Reimagining the recruiter's role

As we move through this year and beyond, recruiters will find their roles shifting in new directions. Here’s where recruiters will increasingly focus their time and attention and AI’s impact deepens:

Strategic coaching of hiring managers

With AI handling routine tasks, recruiters will have more time to focus on guiding hiring managers to run a precise hiring process that gets the best talent in the door. As Siadhal puts it, “The actual job of getting a pipeline full of candidates to speak to becomes the easy bit. Your job will increasingly become coaching the hiring manager.” 
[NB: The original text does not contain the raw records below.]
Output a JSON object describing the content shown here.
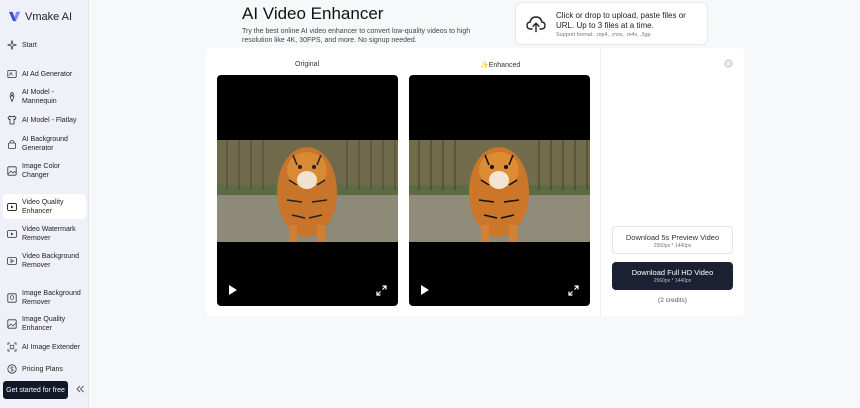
{
  "brand": {
    "name": "Vmake AI"
  },
  "sidebar": {
    "items": [
      {
        "label": "Start",
        "icon": "sparkle-icon"
      },
      {
        "label": "AI Ad Generator",
        "icon": "ad-icon"
      },
      {
        "label": "AI Model - Mannequin",
        "icon": "mannequin-icon"
      },
      {
        "label": "AI Model - Flatlay",
        "icon": "shirt-icon"
      },
      {
        "label": "AI Background Generator",
        "icon": "lock-bag-icon"
      },
      {
        "label": "Image Color Changer",
        "icon": "image-icon"
      },
      {
        "label": "Video Quality Enhancer",
        "icon": "video-icon"
      },
      {
        "label": "Video Watermark Remover",
        "icon": "video-eraser-icon"
      },
      {
        "label": "Video Background Remover",
        "icon": "video-bg-icon"
      },
      {
        "label": "Image Background Remover",
        "icon": "image-bg-icon"
      },
      {
        "label": "Image Quality Enhancer",
        "icon": "image-enhance-icon"
      },
      {
        "label": "AI Image Extender",
        "icon": "extend-icon"
      },
      {
        "label": "Pricing Plans",
        "icon": "price-icon"
      }
    ],
    "cta": "Get started for free"
  },
  "header": {
    "title": "AI Video Enhancer",
    "description": "Try the best online AI video enhancer to convert low-quality videos to high resolution like 4K, 30FPS, and more. No signup needed."
  },
  "upload": {
    "main": "Click or drop to upload, paste files or URL. Up to 3 files at a time.",
    "sub": "Support format: .mp4, .mov, .m4v, .3gp"
  },
  "compare": {
    "original_label": "Original",
    "enhanced_label": "✨Enhanced"
  },
  "download": {
    "preview_title": "Download 5s Preview Video",
    "preview_res": "2560px * 1440px",
    "full_title": "Download Full HD Video",
    "full_res": "2560px * 1440px",
    "credits": "(2 credits)"
  }
}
Developing deeper candidate relationships

Recruiters will increasingly focus on creating personalized candidate experiences to drive competitive advantage in the talent market. As Siadhal explains, a great recruiter can bring value to the organization by “obsessing over how we get every human being we come into contact with to have an amazing candidate experience.”.

Making nuanced hiring decisions

Despite AI’s advancements, human judgment will remain central to hiring decisions. Siadhal explains, “The recruiter’s job will become about weighting, evaluating, and verifying the outputs of these AI models.” As AI becomes more integrated into decision-making, recruiters’ roles will shift toward customizing and verifying AI-generated insights that influence hiring decisions.

Moving forward with AI in recruiting

No matter where you stand on the AI maturity curve, the key is to take action. Start small, experiment, and refine your approach as you go. Organizations that thoughtfully adopt AI, while keeping a focus on leveraging human differentiation, will be well-placed to succeed as disruption continues. 

The future of recruiting isn't about AI replacing recruiters — it's about AI enabling recruiters to be more human, strategic, and effective at what they do best: bringing the right people together to build great teams.